- Original language: English
- Written by: Scott Z. Burns

Premiere
- Date: March 25, 2014

= The Library (play) =

2014 play by Scott Z. Burns

The Library is a 2014 play written by Scott Z. Burns concerning the aftermath of a school shooting that takes place in the school library. It was inspired by Dave Cullen's book Columbine about the Columbine High School massacre.

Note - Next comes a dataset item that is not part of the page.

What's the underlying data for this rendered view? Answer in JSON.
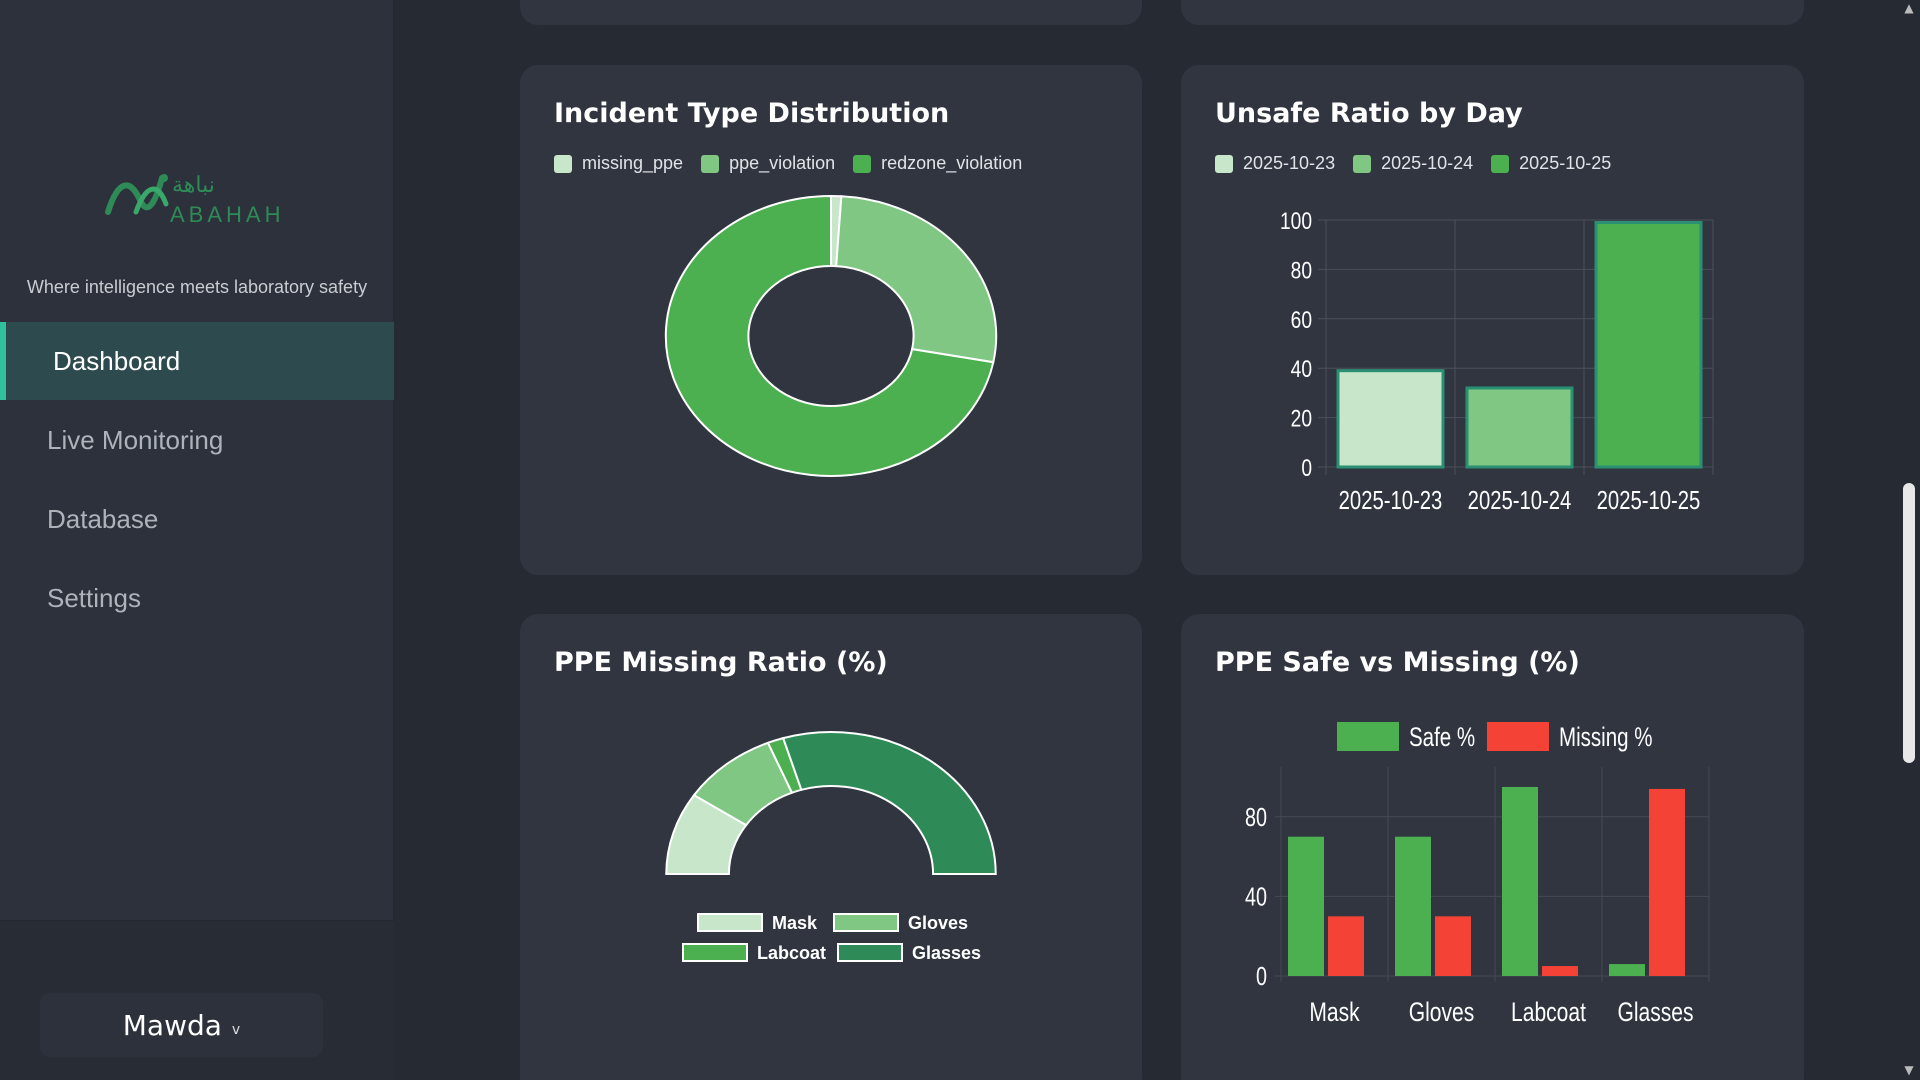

The original production ran from March 25 to April 27, 2014, at the Public Theater in New York City, directed by Steven Soderbergh and starred Chloë Grace Moretz.

==Plot==
The play centers on Caitlin Gabriel, a high-school student in an unnamed town who survives a school shooting, then struggles to relay her version of events against eyewitness reports from fellow survivors that she informed the shooter, who is based on Eric Harris and Dylan Klebold, where other students had hidden. Even her own parents accept media reports of this accusation, which spark widespread revulsion towards her in the aftermath of the shooting.

==Cast==
- Chloë Grace Moretz
- Ben Livingston
- Michael O'Keefe
- Daryl Sabara
- Lili Taylor
- David Townsend
- Tamara Tunie
- Jennifer Westfeldt

==Reception==
Ben Brantley described the play as a "sound-and-light tsunami" that "leans without mercy on our alarm buttons" and when the panic subsides, "like the characters onstage, we’re left looking for patterns in the chaos." Playwright Burns doesn't make the mistake of trying to find clear motivations for that crime, but considers how such events warp and contaminate those who survive them. The culprit is "a media-driven culture that searches for instant heroes, while turning tragedy into profit as fast as it can." Disaster brings out both pettiness and heroic traits, and The Library tantalizes with seemingly incidental details, such as Caitlin's self-doubt and the possibility that she knew the shooter more than the play exposes.

==Production==
The Library is loosely based on Dave Cullen's book Columbine about the Columbine High School massacre. Producers Kathleen Kennedy and Frank Marshall briefly acquired the theatrical rights to Cullen's book, initially with the intention of turning it into a feature film by director David Fincher. The producers ultimately decided against turning the book into a film about the Columbine massacre. Instead, they adapted the book into a play which incorporated themes from the book.

==Possible future==
Producers Kathleen Kennedy and Frank Marshall have expressed their intention to put the play on in other cities across the United States, and possibly around the world. They also discussed the possibility of adapting the play into a series for HBO.